9.L’interesse all’esame de l settimo motivo – che denuncia violazione delle norme degli articoli 99, 112 c.p.c. in relazione all’art. 360 n. 4 c.p.c. per avere il Tribunale di Novara omesso di pronunciare sul terzo motivo di appello erroneamente ritenendo che tale motivo concernesse la legittimazione passiva di Cassa Depositi e Prestiti spa, anziché la titolarità passiva della posizione sostanziale sottesa al buono postale oggetto di causa -è evidentemente assorbito dall’inammissibilità dei motivi che precedono come lo stesso riconosce, laddove afferma che ‘ gli effetti del pregiudizio in capo al ricorrente si manifestano sul giudizio di rinvio il suo esame è consequenziale all’accoglimento di uno o più dei motivi precedenti ‘.
10.- Da ultimo il ricorrente solleva: a) incidente di legittimità costituzionale dell’art. 1 D .M. Tesoro 20/05/1987 (anche con riguardo al contenuto dell’art. 173 DPR 156/73 nella parte in cui si limita a disporre la pubblicazione dei nuovi tassi sulla Gazzetta Ufficiale): la disposizione sarebbe illegittima per violazione degli artt. 3 e 47 della Costituzione perché, disponendo l’espresso inserimento, nel testo dei buoni di nuova emissione, del fatto per cui i tassi sono suscettibili di variazioni successive a norma di legge, non prevede, contestualmente, nessuna modalità di adeguamento del testo dei buoni postali collocati prima del DM 1987 e a quell’epoca ancora in esecuzione; b) Incidente di legittimità costituzionale dell’art. 173 DPR 156/73, nella parte in cui non esclude l’applicabilità di tassi peggiorativi sopravvenuti ai buoni appartenenti a serie precedenti collocati ante 1986, e dell’art. 7 comma 3 D. Lgs. 284/99 nella parte in cui esclude l’effetto abrogativo dell’art. 173 predetto con riguardo ai rapporti ancora pendenti, per violazione degli artt. 41 e 47 Cost
Le questioni di legittimità costituzionali sollevate sono inidonee alla formazione del dubbio di costituzionalità per la loro manifesta infondatezza, trattandosi di temi su cui la Corte Costituzionale (nella sentenza n. 26 del 2020) è già intervenuta asseverando il consolidato orientamento di legittimità di cui s’è riferito e qui condiviso (v. sopra parag.4.5).
– Il ricorso va dunque dichiarato inammissibile.

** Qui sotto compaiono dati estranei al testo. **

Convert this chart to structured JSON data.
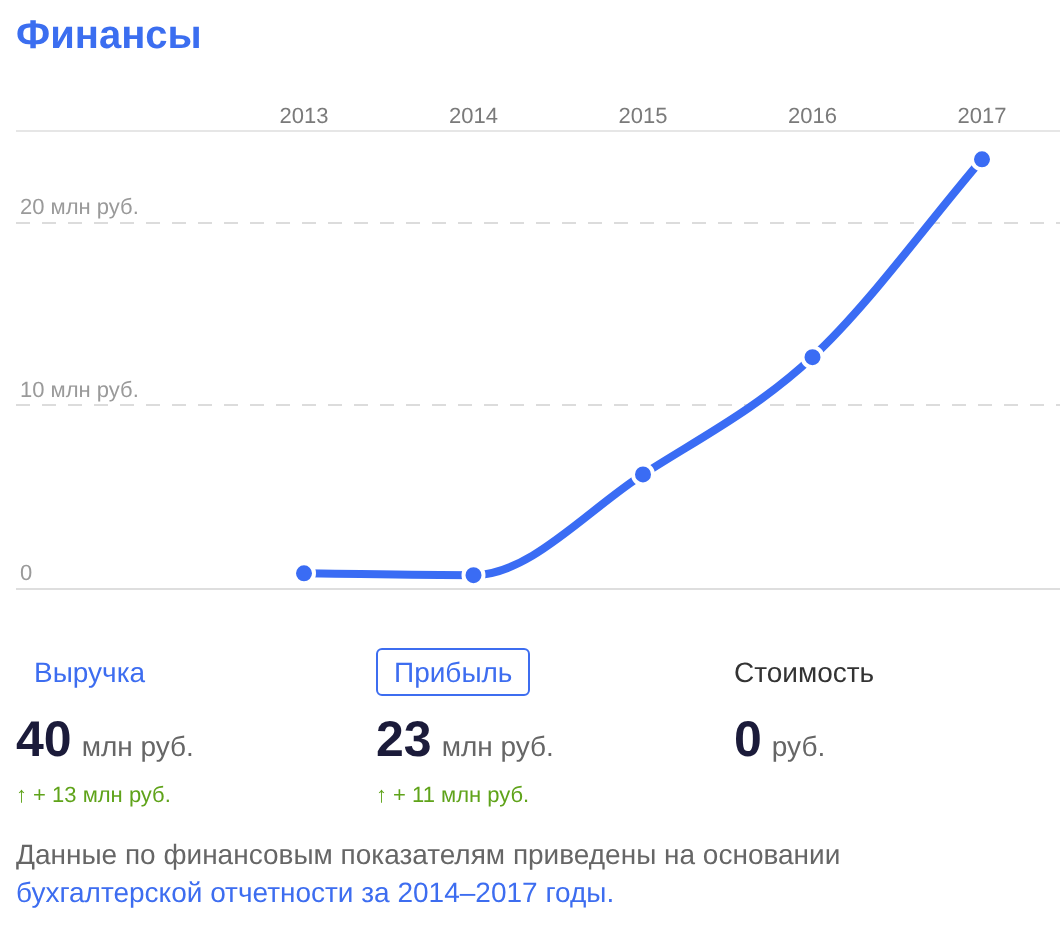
{
  "chart_data": [
    {
      "type": "line",
      "title": "Финансы",
      "categories": [
        "2013",
        "2014",
        "2015",
        "2016",
        "2017"
      ],
      "values": [
        0.8,
        0.7,
        6.2,
        12.6,
        23.4
      ],
      "color": "#3a6cf4",
      "ylim": [
        0,
        25
      ],
      "yticks": [
        0,
        {
          "value": 10,
          "label": "10 млн руб."
        },
        {
          "value": 20,
          "label": "20 млн руб."
        }
      ],
      "grid": "y",
      "marker": "circle",
      "line_style": "solid"
    },
    {
      "type": "other",
      "annotations": [
        "Выручка",
        "Прибыль",
        "Стоимость",
        "40",
        "млн руб.",
        "23",
        "млн руб.",
        "0",
        "руб.",
        "↑ + 13 млн руб.",
        "↑ + 11 млн руб.",
        "Данные по финансовым показателям приведены на основании",
        "бухгалтерской отчетности за 2014–2017 годы."
      ]
    }
  ]
}
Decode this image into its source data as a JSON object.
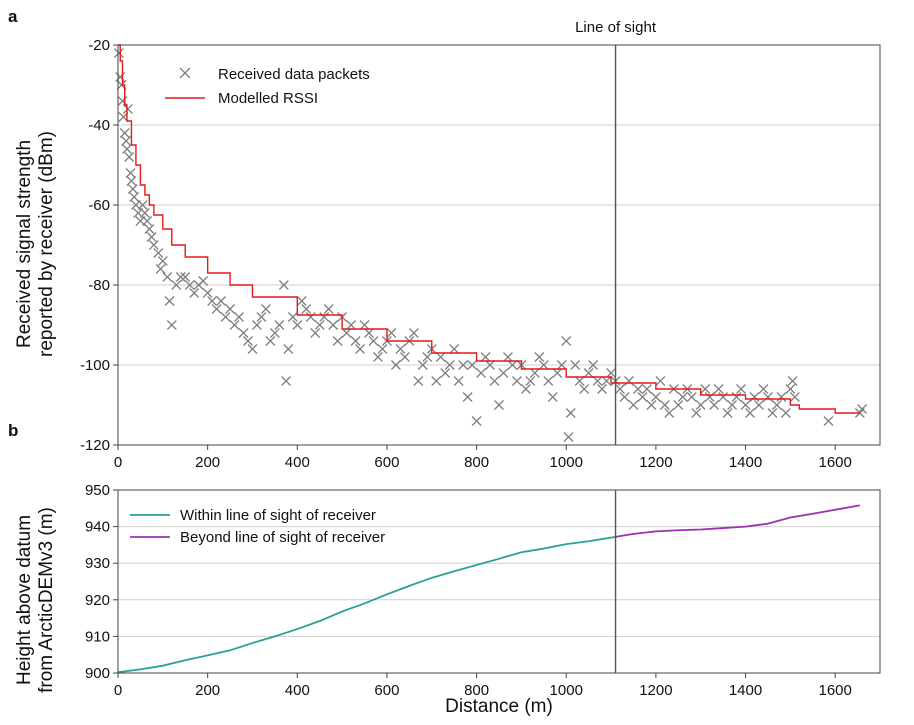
{
  "figure": {
    "x_axis_label": "Distance (m)",
    "line_of_sight_label": "Line of sight",
    "line_of_sight_x": 1110
  },
  "chart_data": [
    {
      "panel": "a",
      "type": "scatter",
      "ylabel_lines": [
        "Received signal strength",
        "reported by receiver (dBm)"
      ],
      "xlim": [
        0,
        1700
      ],
      "ylim": [
        -120,
        -20
      ],
      "x_ticks": [
        0,
        200,
        400,
        600,
        800,
        1000,
        1200,
        1400,
        1600
      ],
      "y_ticks": [
        -20,
        -40,
        -60,
        -80,
        -100,
        -120
      ],
      "grid": "horizontal",
      "legend_position": "top-left",
      "series": [
        {
          "name": "Received data packets",
          "kind": "scatter",
          "marker": "x",
          "color": "#808080",
          "x": [
            2,
            5,
            8,
            10,
            12,
            15,
            18,
            20,
            22,
            25,
            28,
            30,
            33,
            36,
            40,
            45,
            50,
            55,
            60,
            65,
            70,
            75,
            80,
            90,
            95,
            100,
            110,
            115,
            120,
            130,
            140,
            150,
            160,
            170,
            180,
            190,
            200,
            210,
            220,
            230,
            240,
            250,
            260,
            270,
            280,
            290,
            300,
            310,
            320,
            330,
            340,
            350,
            360,
            370,
            375,
            380,
            390,
            400,
            410,
            420,
            430,
            440,
            450,
            460,
            470,
            480,
            490,
            500,
            510,
            520,
            530,
            540,
            550,
            560,
            570,
            580,
            590,
            600,
            610,
            620,
            630,
            640,
            650,
            660,
            670,
            680,
            690,
            700,
            710,
            720,
            730,
            740,
            750,
            760,
            770,
            780,
            790,
            800,
            810,
            820,
            830,
            840,
            850,
            860,
            870,
            880,
            890,
            900,
            910,
            920,
            930,
            940,
            950,
            960,
            970,
            980,
            990,
            1000,
            1005,
            1010,
            1020,
            1030,
            1040,
            1050,
            1060,
            1070,
            1080,
            1090,
            1100,
            1110,
            1120,
            1130,
            1140,
            1150,
            1160,
            1170,
            1180,
            1190,
            1200,
            1210,
            1220,
            1230,
            1240,
            1250,
            1260,
            1270,
            1280,
            1290,
            1300,
            1310,
            1320,
            1330,
            1340,
            1350,
            1360,
            1370,
            1380,
            1390,
            1400,
            1410,
            1420,
            1430,
            1440,
            1450,
            1460,
            1470,
            1480,
            1490,
            1500,
            1505,
            1510,
            1585,
            1655,
            1660
          ],
          "y": [
            -22,
            -28,
            -30,
            -34,
            -38,
            -42,
            -44,
            -46,
            -36,
            -48,
            -52,
            -54,
            -56,
            -58,
            -60,
            -62,
            -64,
            -60,
            -62,
            -64,
            -66,
            -68,
            -70,
            -72,
            -76,
            -74,
            -78,
            -84,
            -90,
            -80,
            -78,
            -78,
            -80,
            -82,
            -80,
            -79,
            -82,
            -84,
            -86,
            -84,
            -88,
            -86,
            -90,
            -88,
            -92,
            -94,
            -96,
            -90,
            -88,
            -86,
            -94,
            -92,
            -90,
            -80,
            -104,
            -96,
            -88,
            -90,
            -84,
            -86,
            -88,
            -92,
            -90,
            -88,
            -86,
            -90,
            -94,
            -88,
            -92,
            -90,
            -94,
            -96,
            -90,
            -92,
            -94,
            -98,
            -96,
            -94,
            -92,
            -100,
            -96,
            -98,
            -94,
            -92,
            -104,
            -100,
            -98,
            -96,
            -104,
            -98,
            -102,
            -100,
            -96,
            -104,
            -100,
            -108,
            -100,
            -114,
            -102,
            -98,
            -100,
            -104,
            -110,
            -102,
            -98,
            -100,
            -104,
            -100,
            -106,
            -104,
            -102,
            -98,
            -100,
            -104,
            -108,
            -102,
            -100,
            -94,
            -118,
            -112,
            -100,
            -104,
            -106,
            -102,
            -100,
            -104,
            -106,
            -104,
            -102,
            -104,
            -106,
            -108,
            -104,
            -110,
            -106,
            -108,
            -106,
            -110,
            -108,
            -104,
            -110,
            -112,
            -106,
            -110,
            -108,
            -106,
            -108,
            -112,
            -110,
            -106,
            -108,
            -110,
            -106,
            -108,
            -112,
            -110,
            -108,
            -106,
            -110,
            -112,
            -108,
            -110,
            -106,
            -108,
            -112,
            -110,
            -108,
            -112,
            -106,
            -104,
            -108,
            -114,
            -112,
            -111
          ]
        },
        {
          "name": "Modelled RSSI",
          "kind": "line",
          "color": "#e41a1c",
          "x": [
            0,
            5,
            10,
            15,
            20,
            30,
            40,
            50,
            60,
            70,
            80,
            100,
            120,
            150,
            200,
            250,
            300,
            400,
            500,
            600,
            700,
            800,
            900,
            1000,
            1100,
            1200,
            1300,
            1400,
            1500,
            1520,
            1580,
            1600,
            1655
          ],
          "y": [
            -20,
            -24,
            -30,
            -35,
            -39,
            -45,
            -50,
            -55,
            -57.5,
            -60,
            -62.5,
            -66,
            -70,
            -73,
            -77,
            -80,
            -83,
            -87.5,
            -91,
            -94,
            -97,
            -99,
            -101,
            -103,
            -104.5,
            -106,
            -107.5,
            -108.5,
            -110,
            -111,
            -111,
            -112,
            -112
          ]
        }
      ]
    },
    {
      "panel": "b",
      "type": "line",
      "ylabel_lines": [
        "Height above datum",
        "from ArcticDEMv3 (m)"
      ],
      "xlim": [
        0,
        1700
      ],
      "ylim": [
        900,
        950
      ],
      "x_ticks": [
        0,
        200,
        400,
        600,
        800,
        1000,
        1200,
        1400,
        1600
      ],
      "y_ticks": [
        900,
        910,
        920,
        930,
        940,
        950
      ],
      "grid": "horizontal",
      "legend_position": "top-left",
      "series": [
        {
          "name": "Within line of sight of receiver",
          "color": "#2aa198",
          "x": [
            0,
            50,
            100,
            150,
            200,
            250,
            300,
            350,
            400,
            450,
            500,
            550,
            600,
            650,
            700,
            750,
            800,
            850,
            900,
            950,
            1000,
            1050,
            1110
          ],
          "y": [
            900.2,
            901,
            902,
            903.5,
            904.8,
            906.2,
            908.2,
            910,
            912,
            914.2,
            916.8,
            919,
            921.5,
            923.8,
            926,
            927.8,
            929.5,
            931.2,
            933,
            934,
            935.2,
            936,
            937.2
          ]
        },
        {
          "name": "Beyond line of sight of receiver",
          "color": "#9b30b0",
          "x": [
            1110,
            1150,
            1200,
            1250,
            1300,
            1350,
            1400,
            1450,
            1500,
            1550,
            1600,
            1655
          ],
          "y": [
            937.2,
            938,
            938.7,
            939,
            939.2,
            939.6,
            940,
            940.8,
            942.5,
            943.5,
            944.6,
            945.8
          ]
        }
      ]
    }
  ]
}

Le spese seguono la soccombenza e si liquidano come nel dispositivo, ai sensi del D.M. 12 luglio 2012, n. 140. Sussistono i presupposti processuali per il raddoppio del contributo unificato se dovuto.
P.Q.M.
La Corte dichiara inammissibile il ricorso e condanna il ricorrente, al pagamento delle spese del presente giudizio di legittimità in favore dei resistenti che liquida per Poste Italiane s.p.a. in euro 2.200,00 di cui € 200,00 per esborsi, e per Cassa Depositi e Prestiti s.p.a. in euro 1.500,00, oltre alle spese eventualmente prenotate a debito.

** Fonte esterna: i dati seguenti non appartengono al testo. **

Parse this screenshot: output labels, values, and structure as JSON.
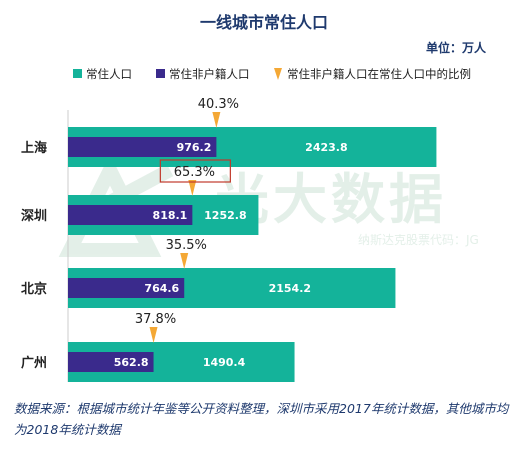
{
  "chart_data": {
    "type": "bar",
    "title": "一线城市常住人口",
    "unit_label": "单位：万人",
    "categories": [
      "上海",
      "深圳",
      "北京",
      "广州"
    ],
    "series": [
      {
        "name": "常住人口",
        "color": "#14b39a",
        "values": [
          2423.8,
          1252.8,
          2154.2,
          1490.4
        ]
      },
      {
        "name": "常住非户籍人口",
        "color": "#3a2a8c",
        "values": [
          976.2,
          818.1,
          764.6,
          562.8
        ]
      }
    ],
    "ratio_series": {
      "name": "常住非户籍人口在常住人口中的比例",
      "color": "#f4a835",
      "values": [
        "40.3%",
        "65.3%",
        "35.5%",
        "37.8%"
      ]
    },
    "highlighted_category": "深圳",
    "highlight_color": "#c0392b",
    "xlim": [
      0,
      2500
    ],
    "grid": false,
    "legend_position": "top"
  },
  "watermark": {
    "text": "光大数据",
    "subtext": "纳斯达克股票代码：JG"
  },
  "source_note": "数据来源：根据城市统计年鉴等公开资料整理，深圳市采用2017年统计数据，其他城市均为2018年统计数据"
}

Ai sensi dell’art. 13, comma 1-quater, d.P.R. 30 maggio 2002, n. 115, inserito dalla I. 24 dicembre 2012, n. 228, dichiara la sussistenza dei presupposti per il versamento da parte del ricorrente, dell’ulteriore importo a titolo di contributo unificato pari a quello, ove dovuto, per il ricorso, a norma dello stesso art. 13, comma 1- bis.